While searching for a copy of EiM at Border’s, Scott Karp was struck by the irony of searching for a book about the problems with traditional organization in a store organized traditionally. Scott goes on to predict the demise not just of the bookstore but of business books in general…and the continued rise of linked writing on the Web.

Preserve the record by manifesting the context

This morning if you search Google for “Enron,” the top hit is (the creditors’ recovery page) and the second is the Wikipedia article on Enron. The first listing from is about 45th and it’s a TimesSelect (= pay) page that doesn’t even actually reference Enron. That’s an example of what’s on the mind of the Times’ ombudsman (um, “public editor”) Clark Hoyt when he begins his column. He finds the Times’ “business strategy” of getting “its articles to pop up first in Internet searches” — well, at least not at #45 — responsible for the quandary the Times finds itself in when it comes to the errors in its archive. I don’t quite see it that way.

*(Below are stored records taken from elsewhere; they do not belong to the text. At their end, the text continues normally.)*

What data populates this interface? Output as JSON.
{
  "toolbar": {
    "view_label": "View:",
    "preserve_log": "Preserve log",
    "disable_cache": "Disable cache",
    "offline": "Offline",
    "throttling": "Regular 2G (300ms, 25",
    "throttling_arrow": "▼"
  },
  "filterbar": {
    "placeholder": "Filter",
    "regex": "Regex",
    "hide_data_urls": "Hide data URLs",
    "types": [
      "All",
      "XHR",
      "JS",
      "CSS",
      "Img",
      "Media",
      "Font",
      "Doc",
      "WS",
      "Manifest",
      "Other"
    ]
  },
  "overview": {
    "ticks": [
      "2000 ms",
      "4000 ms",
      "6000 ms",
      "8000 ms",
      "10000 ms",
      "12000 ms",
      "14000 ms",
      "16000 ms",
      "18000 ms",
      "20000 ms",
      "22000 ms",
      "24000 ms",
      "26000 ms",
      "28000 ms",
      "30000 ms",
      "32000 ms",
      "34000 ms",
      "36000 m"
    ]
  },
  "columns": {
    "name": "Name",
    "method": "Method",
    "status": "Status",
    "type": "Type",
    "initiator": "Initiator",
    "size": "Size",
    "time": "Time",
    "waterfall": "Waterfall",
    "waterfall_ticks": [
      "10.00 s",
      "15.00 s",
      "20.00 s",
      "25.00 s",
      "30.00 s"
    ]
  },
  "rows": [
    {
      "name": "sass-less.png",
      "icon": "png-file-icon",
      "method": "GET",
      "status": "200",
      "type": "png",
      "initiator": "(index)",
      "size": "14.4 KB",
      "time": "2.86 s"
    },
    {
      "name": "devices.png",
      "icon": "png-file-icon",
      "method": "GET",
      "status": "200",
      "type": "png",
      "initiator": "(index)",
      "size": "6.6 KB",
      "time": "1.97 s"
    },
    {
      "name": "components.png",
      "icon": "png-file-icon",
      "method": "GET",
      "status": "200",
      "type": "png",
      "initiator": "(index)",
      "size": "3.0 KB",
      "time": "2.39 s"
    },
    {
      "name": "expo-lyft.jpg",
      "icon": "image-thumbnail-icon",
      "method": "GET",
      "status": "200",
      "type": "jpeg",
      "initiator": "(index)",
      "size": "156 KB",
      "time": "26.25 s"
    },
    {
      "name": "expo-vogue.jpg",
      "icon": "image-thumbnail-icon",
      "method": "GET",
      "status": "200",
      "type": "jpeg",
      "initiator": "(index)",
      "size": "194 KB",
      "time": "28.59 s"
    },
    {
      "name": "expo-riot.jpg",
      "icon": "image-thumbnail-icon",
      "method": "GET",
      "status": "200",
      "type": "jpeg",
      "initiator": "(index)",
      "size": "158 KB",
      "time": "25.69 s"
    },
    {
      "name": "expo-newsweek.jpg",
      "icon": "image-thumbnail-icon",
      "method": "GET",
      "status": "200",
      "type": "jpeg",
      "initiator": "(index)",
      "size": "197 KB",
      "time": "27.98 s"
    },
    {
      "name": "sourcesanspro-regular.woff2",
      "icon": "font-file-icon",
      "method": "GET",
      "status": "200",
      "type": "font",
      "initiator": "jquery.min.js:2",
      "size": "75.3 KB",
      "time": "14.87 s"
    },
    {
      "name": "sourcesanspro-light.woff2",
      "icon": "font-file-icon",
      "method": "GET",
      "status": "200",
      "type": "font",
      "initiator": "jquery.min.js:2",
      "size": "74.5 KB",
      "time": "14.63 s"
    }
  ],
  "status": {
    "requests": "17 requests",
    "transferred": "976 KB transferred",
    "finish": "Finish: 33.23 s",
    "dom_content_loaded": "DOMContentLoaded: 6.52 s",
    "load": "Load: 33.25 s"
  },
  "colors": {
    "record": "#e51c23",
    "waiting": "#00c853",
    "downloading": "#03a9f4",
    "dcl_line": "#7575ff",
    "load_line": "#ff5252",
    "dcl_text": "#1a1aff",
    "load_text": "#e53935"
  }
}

Hoyt takes as his example an article abot Allen Kraus, who “once led a welfare office praised for its efforts to uncover fraud.” The Times first reported he resigned under pressure after a bribery investigation without including Kraus’ side of the story and later published a more balanced follow-up. Kraus says his boss eventually publicly sided with Kraus’ version. The details don’t matter much, although I must say it’s a relief for a change not to be talking about John Siegenthaler. The point is that Kraus is understandably upset that searches on his name turn up the Times’ faulty story. If that’s all you read, you’d think he’s a crook.

Hoyt then considers several solutions to this problem, seeming to favor the suggestion that the Time expunge faulty articles from its archive.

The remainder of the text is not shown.